Additionally, existing .NET developers are much more likely to look at F# than LISP, if that means anything to you.
(This is coming from a .NET developer who coded, and loved, LISP, while in college).
I'm not sure if you would? If you find F# interesting that would be a reason. If you work requires it, it would be a reason. If you think it would make you more productive or bring you added value over your current knowledge, that would be a reason.
But if you don't find F# interesting, your work doesn't require it and you don't think it would make you more productive or bring you added value, then why would you?
If the question on the other hand is what F# gives that lisp don't, then type inference, pattern matching and integration with the rest of the .NET framework should be considered.

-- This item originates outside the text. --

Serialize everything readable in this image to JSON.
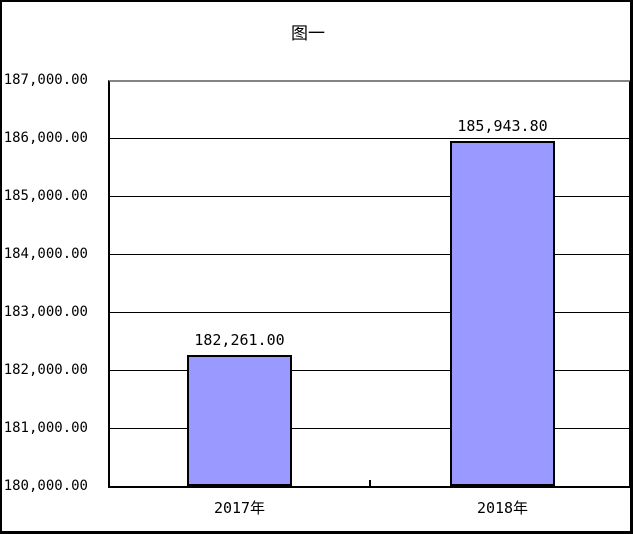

I know this thread is old but since I stumbled on this one I just wanted to comment on my reasons. I am learning F# simply for professional opportunities since .NET carries a lot of weight in a category of companies that dominate my field. The functional paradigm has been growing in use among more quantitatively and data oriented companies and I'd like to be one of the early comers to this trend. Currently there doesn't an exist a strong functional language that fully and safely integrates with the .NET library. I actually attempted to port some .NET from Lisp code and it's really a pain b/c the FFI only supports C primitives and .NET interoperability requires an 'interface' construct and even though I know how to do this in C it's really a huge pain. It would be really, really, good if Lisp went the extra mile in it's next standard and required a c++ class (including virtual functions w/ vtables), and a C# style interface type in it's FFI. Maybe even throw in a Java interface style type too. This would allow complete interoperability with the .NET library and make Lisp a strong contender as a large-scale language. However with that said, coming from a Lisp background made learning F# rather easy. And I like how F# has gone the extra mile to provide types that you would commonly see it quantitative type work. I believe F# was created with mathematical work in mind and that in itself has value over Lisp.
One way to look at this (the original question) is to match up the language (and associated tools and platforms) to the immediate task. If the task requires an overwhelming percentage of .NET code, and it would require less shoe-horning in one language than another to meet the task head-on, then take the path of least resistance (F#). If you don't need .NET capabilities, and you're comfortable working with LISP and there's no arm-bending to move away from it, keep using it.
Not really much different from comparing a hammer with a wrench. Pick the tool that fits the job most effectively. Trying to pick a tool that's objectively "best" is nonsense. And in any case, in 20 years, all of the currently "hot" languages might be outdated anyway.